Here are 5 short, technical takeaways:

• Initial design inference: Maia 200 is Microsoft’s first silicon and system platform built exclusively for the AI ​​index, optimized for the production of large tokens in modern logic models and large language models.
• Numerical specification and memory organization: The chip is built on TSMCs 3nm, includes about 140 billion transistors and delivers more than 10 PFLOPS FP4 and more than 5 PFLOPS FP8, with 216 GB HBM3e at 7TB per second and 272 MB on chip SRAM divided into tile SRAM and cluster SRAM and controlled in cluster software.
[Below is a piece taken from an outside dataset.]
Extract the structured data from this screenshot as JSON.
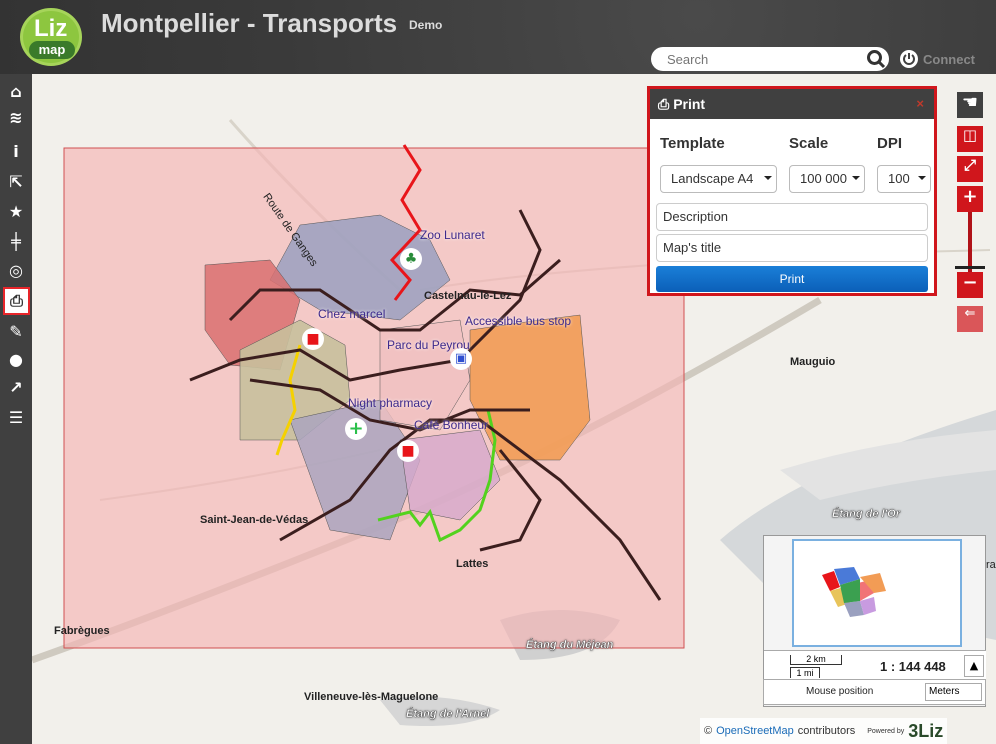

• Performance compared to other cloud accelerators: Microsoft reports 30 percent better performance per dollar than the latest Azure benchmarks and claims 3 times the FP4 performance of the third generation Amazon Trainium and higher FP8 performance than Google TPU v7 at the acceleration level.
• A tile-based architecture with an Ethernet fabric: The Maia 200 plans to compute into tiles and clusters with local SRAM, DMA engines and Network on Chip, and exposes a combined NIC with approximately 1.4 TB per second through an Ethernet bandwidth channel of up to 6,144 accelerators using Fully Connected Quad groups as a parallel local domain.